Alice protested, saying that couldn’t be how it worked. There must be something you could do to give yourself allure, if you made up your mind to it.

— But maybe there isn’t.

— All the great passion there’s been in the world can’t be based on anything so arbitrary as a genetic code.

Harriet shrugged. — Maybe it is, though. But don’t worry about me. I’m not going to try again, anything so silly. That was my Victor Hugo moment. There won’t be another one.

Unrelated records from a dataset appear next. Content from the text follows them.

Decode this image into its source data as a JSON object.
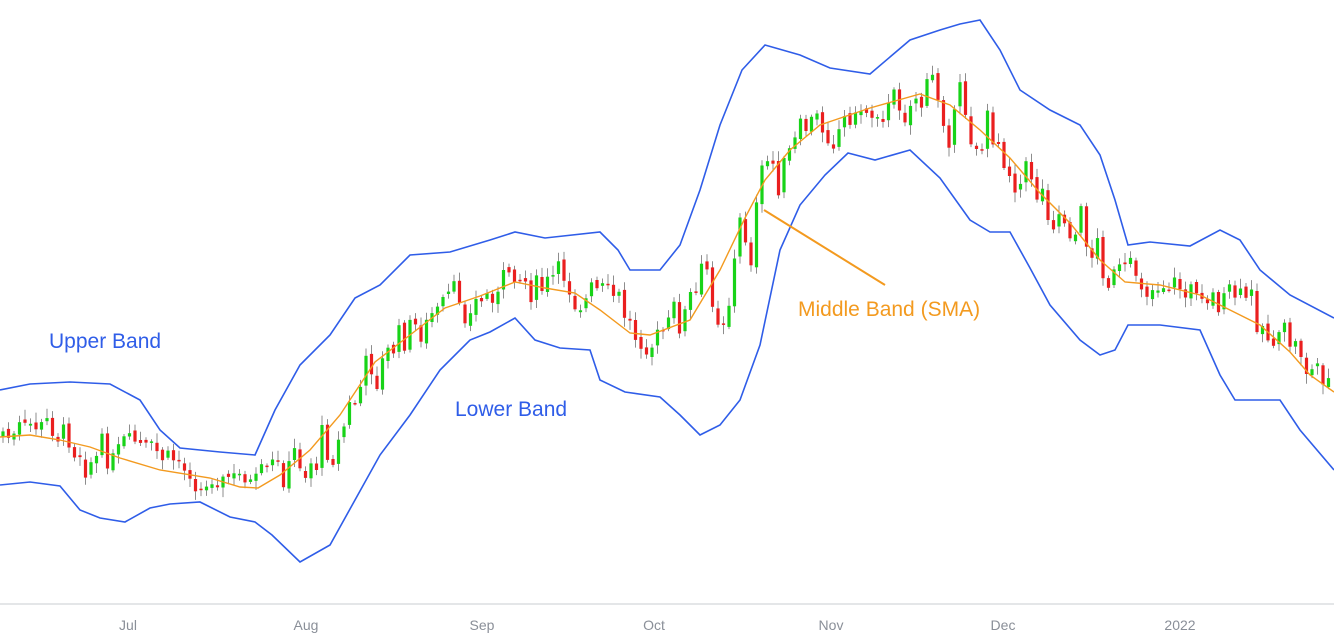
{
  "chart_data": {
    "type": "line",
    "title": "",
    "xlabel": "",
    "ylabel": "",
    "x_tick_labels": [
      "Jul",
      "Aug",
      "Sep",
      "Oct",
      "Nov",
      "Dec",
      "2022"
    ],
    "annotations": {
      "upper_band": "Upper Band",
      "lower_band": "Lower Band",
      "middle_band": "Middle Band (SMA)"
    },
    "colors": {
      "upper_band": "#2f5de8",
      "lower_band": "#2f5de8",
      "middle_band": "#f39a1f",
      "bull_candle": "#18d318",
      "bear_candle": "#ea1f1f",
      "axis_line": "#c8ccd2"
    },
    "grid": false,
    "y_axis_visible": false,
    "legend": "none"
  }
}
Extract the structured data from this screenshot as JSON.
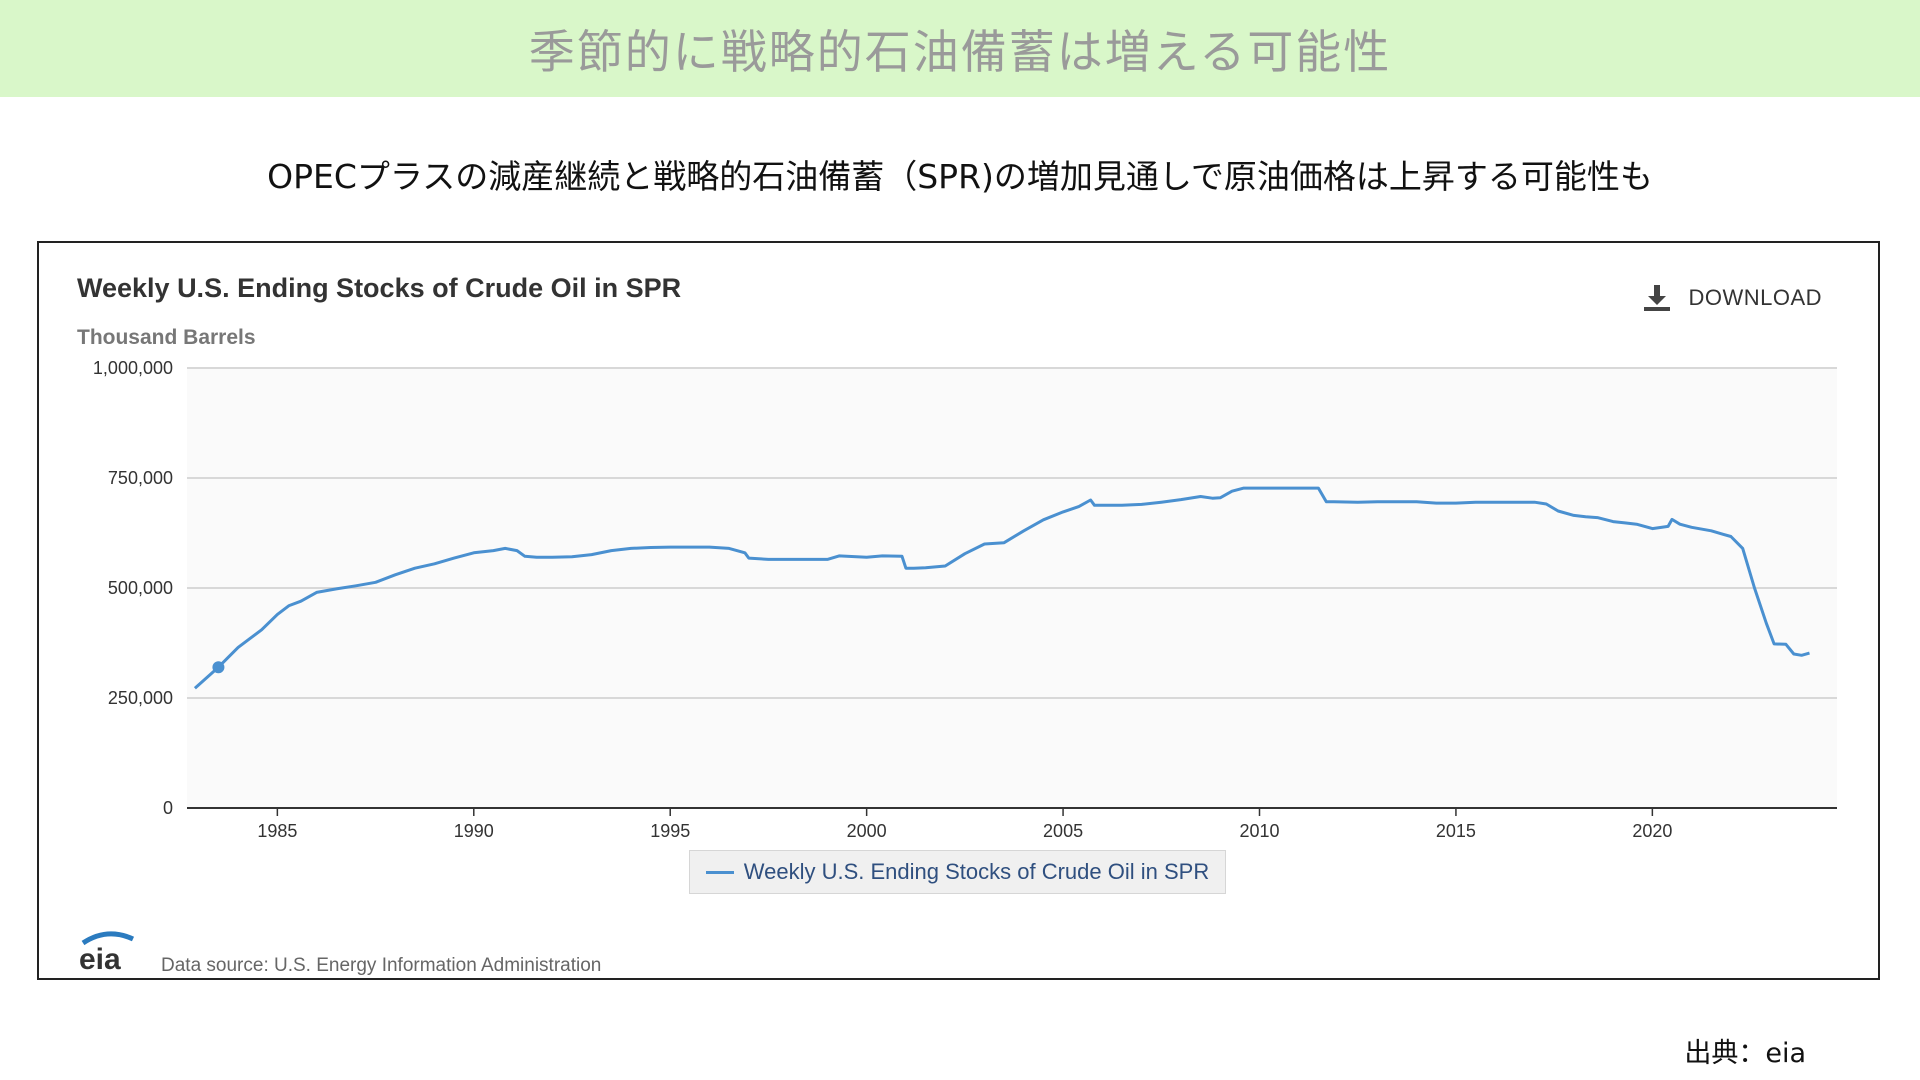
{
  "banner": {
    "title": "季節的に戦略的石油備蓄は増える可能性"
  },
  "subtitle": "OPECプラスの減産継続と戦略的石油備蓄（SPR)の増加見通しで原油価格は上昇する可能性も",
  "chart": {
    "download_label": "DOWNLOAD",
    "source_text": "Data source: U.S. Energy Information Administration",
    "logo_text": "eia"
  },
  "credit": "出典：eia",
  "chart_data": {
    "type": "line",
    "title": "Weekly U.S. Ending Stocks of Crude Oil in SPR",
    "ylabel": "Thousand Barrels",
    "xlabel": "",
    "ylim": [
      0,
      1000000
    ],
    "xlim": [
      1982.7,
      2024.7
    ],
    "y_ticks": [
      0,
      250000,
      500000,
      750000,
      1000000
    ],
    "y_tick_labels": [
      "0",
      "250,000",
      "500,000",
      "750,000",
      "1,000,000"
    ],
    "x_ticks": [
      1985,
      1990,
      1995,
      2000,
      2005,
      2010,
      2015,
      2020
    ],
    "x_tick_labels": [
      "1985",
      "1990",
      "1995",
      "2000",
      "2005",
      "2010",
      "2015",
      "2020"
    ],
    "grid": true,
    "legend_position": "bottom",
    "colors": {
      "series": "#4a90d0",
      "grid": "#cccccc",
      "plot_bg": "#fafafa"
    },
    "highlighted_point": {
      "x": 1983.5,
      "y": 320000
    },
    "series": [
      {
        "name": "Weekly U.S. Ending Stocks of Crude Oil in SPR",
        "x": [
          1982.9,
          1983.5,
          1984.0,
          1984.3,
          1984.6,
          1985.0,
          1985.3,
          1985.6,
          1986.0,
          1986.5,
          1987.0,
          1987.5,
          1988.0,
          1988.5,
          1989.0,
          1989.5,
          1990.0,
          1990.5,
          1990.8,
          1991.1,
          1991.3,
          1991.6,
          1992.0,
          1992.5,
          1993.0,
          1993.5,
          1994.0,
          1994.5,
          1995.0,
          1996.0,
          1996.5,
          1996.9,
          1997.0,
          1997.5,
          1998.0,
          1999.0,
          1999.3,
          2000.0,
          2000.4,
          2000.9,
          2001.0,
          2001.2,
          2001.5,
          2002.0,
          2002.5,
          2003.0,
          2003.5,
          2004.0,
          2004.5,
          2005.0,
          2005.4,
          2005.7,
          2005.8,
          2006.0,
          2006.5,
          2007.0,
          2007.5,
          2008.0,
          2008.5,
          2008.8,
          2009.0,
          2009.3,
          2009.6,
          2010.0,
          2010.5,
          2011.0,
          2011.5,
          2011.7,
          2011.9,
          2012.5,
          2013.0,
          2014.0,
          2014.5,
          2015.0,
          2015.5,
          2016.0,
          2016.5,
          2017.0,
          2017.3,
          2017.6,
          2018.0,
          2018.3,
          2018.6,
          2019.0,
          2019.3,
          2019.6,
          2020.0,
          2020.4,
          2020.5,
          2020.7,
          2021.0,
          2021.5,
          2021.8,
          2022.0,
          2022.3,
          2022.6,
          2022.9,
          2023.1,
          2023.4,
          2023.6,
          2023.8,
          2024.0
        ],
        "y": [
          272000,
          320000,
          365000,
          385000,
          405000,
          440000,
          460000,
          470000,
          490000,
          498000,
          505000,
          513000,
          530000,
          545000,
          555000,
          568000,
          580000,
          585000,
          590000,
          585000,
          572000,
          570000,
          570000,
          571000,
          576000,
          585000,
          590000,
          592000,
          593000,
          593000,
          590000,
          580000,
          568000,
          565000,
          565000,
          565000,
          573000,
          570000,
          573000,
          572000,
          545000,
          545000,
          546000,
          550000,
          578000,
          600000,
          603000,
          630000,
          655000,
          673000,
          685000,
          700000,
          688000,
          688000,
          688000,
          690000,
          695000,
          701000,
          708000,
          704000,
          705000,
          720000,
          727000,
          727000,
          727000,
          727000,
          727000,
          696000,
          696000,
          695000,
          696000,
          696000,
          693000,
          693000,
          695000,
          695000,
          695000,
          695000,
          691000,
          675000,
          665000,
          662000,
          660000,
          651000,
          648000,
          645000,
          635000,
          640000,
          656000,
          645000,
          638000,
          630000,
          622000,
          617000,
          590000,
          500000,
          420000,
          373000,
          372000,
          350000,
          347000,
          352000
        ]
      }
    ]
  }
}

The sisters stopped to listen then, hearing footsteps outside: someone was coming to the scullery door. Could the others be back already? When Alice parted the curtains, to her surprise she saw a man in the yard below. It was Jeff: rucksack slung across one shoulder, guitar on the other. He hadn’t told anyone he was coming. Banging on the glass she waved to him excitedly. He must have caught the eleven o’clock bus from the station and then walked — it was such a fine day. Now Fran would be happy. And when Jeff stepped back in the yard to look up at Alice, squinting into the sun and grinning at her, she remembered how nice he was: skinny as ever, with his jeans sliding down his narrow hips, tee shirt hanging out, muscular strong arms although he never did any exercise, tan-skinned although he spent his life in bars and clubs. He hadn’t taken care of his teeth, they were crooked and stained with nicotine, and the flesh which had been so tender was beginning to be leathery. But still he had his look of a keen youth: liquid black eyes and dead-straight nose, long face with those distinctive flattened cheekbones, which Arthur had too. Running alongside Alice’s exasperation with her teasing, satirical, lazy brother-in-law, there was always a frisson of harmless flirtation. They could do with a man in the house, she thought, for these last few days. Roland hadn’t counted because he was their brother, and Kasim was too young. Jeff’s arrival seemed to rebalance something.

Alice had meant to tell Harriet her news. And then Jeff had arrived — and anyway, before that, she had worried that if she brought it out in the middle of their conversation, she could seem to be trumping Harriet’s own crisis, or trying to put her somehow in the wrong. So she decided to put off telling anyone. Anyway, it wasn’t really news, not yet. It might turn out to be nothing: this small lump she had found in her breast in the middle of one night, a week or so ago, after the Pattens’ dinner party. The lump was new, she was sure of it; but it might only be benign. She had woken and put her hand straight to the place; it seemed to have called her out of her sleep, as distinctly as a tiny alarm going off. And she had phoned the next day for an appointment with her doctor, as soon as she got back to London. That margin of delay — she supposed she’d have gone right away, if she was sensible — was the only sign she gave herself that she was afraid.

No, of course she was afraid, that went without saying — especially when she woke alone in the night. And she was conscious of the lump at every moment, even sitting here in the garden with Jeff, drinking beer with him happily, waiting for the others to get back. But for the time being the fear stayed in its separate compartment from the rest of her life; and it was not as bad, not yet, as she might have expected. After all, there was every reason to be hopeful. Even if it was cancer, so many cancers were treatable these days. Their mother might not have died, they had sometimes said, if she’d had access to the latest developments in medicine. Alice surprised herself with her own resilience. No doubt when she was back in London the reality would lunge from its dark tunnel, mowing her down. But that hadn’t happened yet. The lump still belonged to her and had some meaning for her. She told herself it was connected to that intimation on her first day at Kington, when the light moving on the wallpaper in her grandparents’ bedroom, and the voices from outside, had pierced her with memories of such intensity. She had known then that something lay in wait for her, something was promised. Only she had mistaken what it was.